Yellowknife’s development appeal board has dismissed a challenge to the permit allowing construction of the 102-unit Avens Pavilion seniors’ facility.
Fourteen residents of neighbouring Matonabee Street appealed the development permit for Avens Pavilion. At a hearing on May 30, they alleged Yellowknife city council broke its own rules and showed bias in approving the plans.
Avens, the Yellowknife-based seniors’ care group, says the new building is necessary to provide expanded capacity for the NWT’s growing number of older people who require various levels of support.
In a June 25 ruling, the three-person development appeal board dismissed every aspect of the residents’ appeal and confirmed the permit.

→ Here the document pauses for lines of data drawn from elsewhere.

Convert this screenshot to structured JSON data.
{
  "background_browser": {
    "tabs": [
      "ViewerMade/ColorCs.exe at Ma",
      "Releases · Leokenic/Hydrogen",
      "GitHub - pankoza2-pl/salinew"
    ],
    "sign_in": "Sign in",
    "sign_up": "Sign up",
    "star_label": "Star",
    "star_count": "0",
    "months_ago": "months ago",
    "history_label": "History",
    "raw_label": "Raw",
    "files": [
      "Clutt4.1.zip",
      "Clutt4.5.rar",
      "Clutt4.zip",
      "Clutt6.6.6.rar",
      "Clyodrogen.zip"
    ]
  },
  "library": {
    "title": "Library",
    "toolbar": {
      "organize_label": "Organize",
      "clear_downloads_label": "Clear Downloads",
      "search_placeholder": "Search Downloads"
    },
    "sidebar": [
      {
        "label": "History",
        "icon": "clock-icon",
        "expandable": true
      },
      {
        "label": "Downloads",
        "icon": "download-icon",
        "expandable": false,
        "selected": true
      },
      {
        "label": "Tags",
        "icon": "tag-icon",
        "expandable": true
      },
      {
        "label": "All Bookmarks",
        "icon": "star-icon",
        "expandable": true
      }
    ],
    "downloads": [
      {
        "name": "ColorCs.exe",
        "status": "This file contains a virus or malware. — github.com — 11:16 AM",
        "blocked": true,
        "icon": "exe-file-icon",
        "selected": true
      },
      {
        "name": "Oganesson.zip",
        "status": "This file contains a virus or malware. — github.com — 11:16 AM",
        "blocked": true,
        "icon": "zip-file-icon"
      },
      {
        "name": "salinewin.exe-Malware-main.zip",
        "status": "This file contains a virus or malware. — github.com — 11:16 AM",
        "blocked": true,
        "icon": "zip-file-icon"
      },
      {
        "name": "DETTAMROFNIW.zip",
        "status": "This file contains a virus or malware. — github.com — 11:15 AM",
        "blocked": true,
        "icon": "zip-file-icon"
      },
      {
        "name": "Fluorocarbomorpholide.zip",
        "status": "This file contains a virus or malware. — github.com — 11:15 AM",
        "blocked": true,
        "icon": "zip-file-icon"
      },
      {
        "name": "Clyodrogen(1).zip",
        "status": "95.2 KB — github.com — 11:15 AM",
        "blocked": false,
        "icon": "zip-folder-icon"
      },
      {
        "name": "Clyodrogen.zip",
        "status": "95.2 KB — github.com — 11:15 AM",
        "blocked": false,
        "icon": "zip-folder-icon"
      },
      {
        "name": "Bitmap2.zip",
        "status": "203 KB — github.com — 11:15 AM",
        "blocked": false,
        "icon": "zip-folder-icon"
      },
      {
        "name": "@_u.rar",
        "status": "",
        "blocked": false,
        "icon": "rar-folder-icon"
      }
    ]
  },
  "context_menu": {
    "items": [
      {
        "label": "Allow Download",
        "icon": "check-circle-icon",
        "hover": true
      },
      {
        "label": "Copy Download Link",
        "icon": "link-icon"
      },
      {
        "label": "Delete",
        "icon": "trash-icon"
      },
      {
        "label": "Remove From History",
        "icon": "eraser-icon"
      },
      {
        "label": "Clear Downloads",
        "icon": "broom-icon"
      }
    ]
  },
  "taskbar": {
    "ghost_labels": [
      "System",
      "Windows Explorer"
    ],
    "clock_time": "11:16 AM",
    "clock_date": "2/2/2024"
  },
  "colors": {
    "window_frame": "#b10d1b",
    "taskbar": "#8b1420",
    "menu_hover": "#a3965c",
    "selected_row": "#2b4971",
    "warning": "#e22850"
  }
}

The ruling states residents “did not persuade the board” that the City of Yellowknife had misapplied its zoning bylaw. The appellants had alleged the bylaw stated that only city council could handle any aspect of a conditional permit (a type of permit that must receive council approval), meaning the city erred in allowing its development officer to handle the administrative work. The city said this was an unjustifiably narrow reading of the bylaw that made no sense.
The board concluded there was an “adequate level of procedural fairness” in the process of issuing the permit and, contrary to the appellants’ claim, decided the developer had listened to residents’ views and “taken reasonable measures to mitigate the impact on neighbouring properties.”
Residents of Matonabee Street had complained that some homes would be left in shadow for much if not all of the day in winter, and that safety would be compromised by the building’s use of a narrow lane for access.
Lastly, the board dismissed the appeal’s suggestion that Councillor Niels Konge had acted inappropriately by expressing what the 14 residents felt were one-sided views in support of Avens Pavilion. The appellants’ presentation on May 30 had included photos taken from Facebook showing Konge with Daryl Dolynny, now the executive director of Avens.
“While the evidence suggests a relationship between one council member and a representative of the developer, the evidence presented does not rise to the level of bias, or that it would be fatal to the approval of the development,” the board found.
The decision is final and binding and cannot be appealed, meaning it clears the way for construction of the facility to proceed with no further obstacles.